Robots use cameras to perceive and interact with the environment. The camera model relates 3D world coordinates to 2D image pixel coordinates through intrinsic parameters (focal length, principal point) and extrinsic parameters (pose relative to the robot base). Image processing extracts features (corners, edges, colors) that identify objects or landmarks. Object detection localizes targets in images; pose estimation recovers 6-DOF position and orientation from visual features. Vision feedback enables visual servoing (moving the robot to achieve a visual goal) and semantic understanding (recognizing objects and scenes).

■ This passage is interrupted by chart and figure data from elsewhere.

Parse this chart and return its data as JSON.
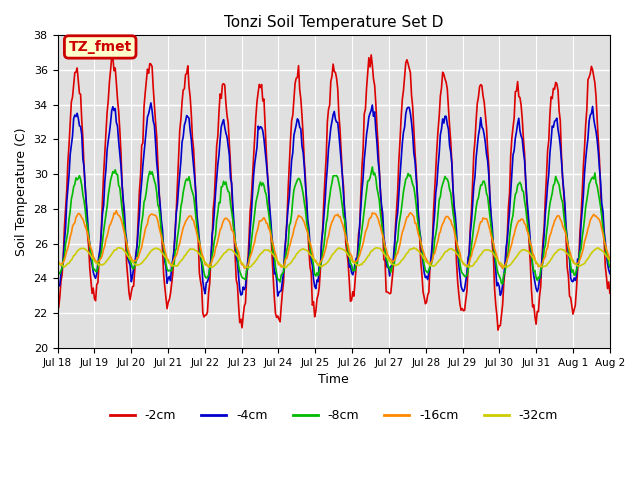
{
  "title": "Tonzi Soil Temperature Set D",
  "xlabel": "Time",
  "ylabel": "Soil Temperature (C)",
  "ylim": [
    20,
    38
  ],
  "yticks": [
    20,
    22,
    24,
    26,
    28,
    30,
    32,
    34,
    36,
    38
  ],
  "xtick_labels": [
    "Jul 18",
    "Jul 19",
    "Jul 20",
    "Jul 21",
    "Jul 22",
    "Jul 23",
    "Jul 24",
    "Jul 25",
    "Jul 26",
    "Jul 27",
    "Jul 28",
    "Jul 29",
    "Jul 30",
    "Jul 31",
    "Aug 1",
    "Aug 2"
  ],
  "annotation_text": "TZ_fmet",
  "annotation_facecolor": "#ffffcc",
  "annotation_edgecolor": "#cc0000",
  "bg_color": "#e0e0e0",
  "lines": [
    {
      "label": "-2cm",
      "color": "#dd0000",
      "amplitude": 6.8,
      "mean": 29.0,
      "phase": 0.0
    },
    {
      "label": "-4cm",
      "color": "#0000cc",
      "amplitude": 4.8,
      "mean": 28.5,
      "phase": 0.12
    },
    {
      "label": "-8cm",
      "color": "#00bb00",
      "amplitude": 2.8,
      "mean": 27.0,
      "phase": 0.28
    },
    {
      "label": "-16cm",
      "color": "#ff8800",
      "amplitude": 1.4,
      "mean": 26.2,
      "phase": 0.55
    },
    {
      "label": "-32cm",
      "color": "#cccc00",
      "amplitude": 0.5,
      "mean": 25.2,
      "phase": 1.1
    }
  ],
  "n_points": 480,
  "days": 15
}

Calibrate a camera using a checkerboard pattern and OpenCV: compute intrinsic matrix K from multiple checkerboard images, then verify accuracy by reprojecting 3D points onto images. Detect features (SIFT, SURF, ORB) in robot workspace images and match them across views to estimate structure. Perform pose estimation using PnP (Perspective-n-Point) on a known object. Implement simple visual servoing: detect a colored object, compute its image position, convert to desired robot motion using the Jacobian.
A camera is an optical sensor that captures light reflected from the 3D world and converts it into a 2D image. For a robot to use this image to understand and interact with the environment, the robot must know the geometric relationship between image coordinates and 3D world coordinates. This is the domain of robot vision.
The pinhole camera model is the foundation. Light from a 3D point P_world passes through a focal point (the camera center) and projects onto an image plane. The intrinsic matrix K maps 3D camera-frame coordinates to 2D image pixels:
p_image = K · P_camera / P_camera_z
where K = [[f_x, 0, c_x], [0, f_y, c_y], [0, 0, 1]] contains the focal length (f_x, f_y in pixels) and the principal point (c_x, c_y) where the optical axis intersects the image plane. The extrinsic parameters (rotation matrix R and translation vector t) transform points from world frame to camera frame:
P_camera = R · P_world + t
Camera calibration determines K and optionally (R, t). Using a checkerboard pattern shown from multiple viewpoints, calibration algorithms estimate the intrinsic parameters by fitting the camera model to detected corners in the images. Calibration also estimates lens distortion: real cameras have radial distortion (straight lines curve outward or inward) and tangential distortion. These distortions are corrected using polynomial coefficients computed during calibration. After calibration, image coordinates can be undistorted, and the pixel-to-3D projection becomes accurate.
Object detection identifies objects of interest in the image. Classical methods extract hand-crafted features (SIFT, SURF, ORB) and match them across images or to reference templates. Deep learning methods (CNNs like YOLO, Faster R-CNN) directly predict bounding boxes and class labels from raw images, achieving higher accuracy at the cost of computational load. Once an object is detected in 2D (bounding box), depth estimation determines how far away it is. This can come from a separate depth sensor (stereo camera, Time-of-Flight sensor) or from monocular depth estimation (a trained neural network).
Pose estimation recovers the 6-DOF position and orientation of a known object from its image. Perspective-n-Point (PnP) methods use detected feature matches: if you know the 3D object model and can detect and match features in the image, you solve for the pose. For known geometric objects (like a QR code or fiducial marker), you can directly compute pose from the marker's image corners.
Visual servoing uses vision feedback to control the robot. Image-based visual servoing specifies the control goal in image space: e.g., "move the robot until the detected ball is at the image center." The image Jacobian J_image relates camera motion to feature motion in the image. A proportional controller in image space (error = feature_position - desired_position, command = -K_p · error) drives the feature to the setpoint, which automatically positions the robot correctly. The advantage is that you don't need to explicitly solve inverse kinematics or measure 3D position; you control directly in image space where the error is measured. Position-based visual servoing estimates the 3D position and orientation of the target, then uses inverse kinematics to command the robot. This approach is more intuitive but requires accurate 3D perception.
Hand-eye calibration is a critical procedure that determines the spatial relationship between the camera and the robot's end-effector. By moving the robot to known poses and observing how the image changes, you can solve for the camera's position and orientation relative to the base or gripper. This enables the robot to coordinate vision with manipulation.
Robot vision is a rich field combining geometry, optimization, machine learning, and control. At its core, it bridges perception (what the camera sees) and action (what the robot does) by establishing the geometric and semantic relationships between images and 3D reality.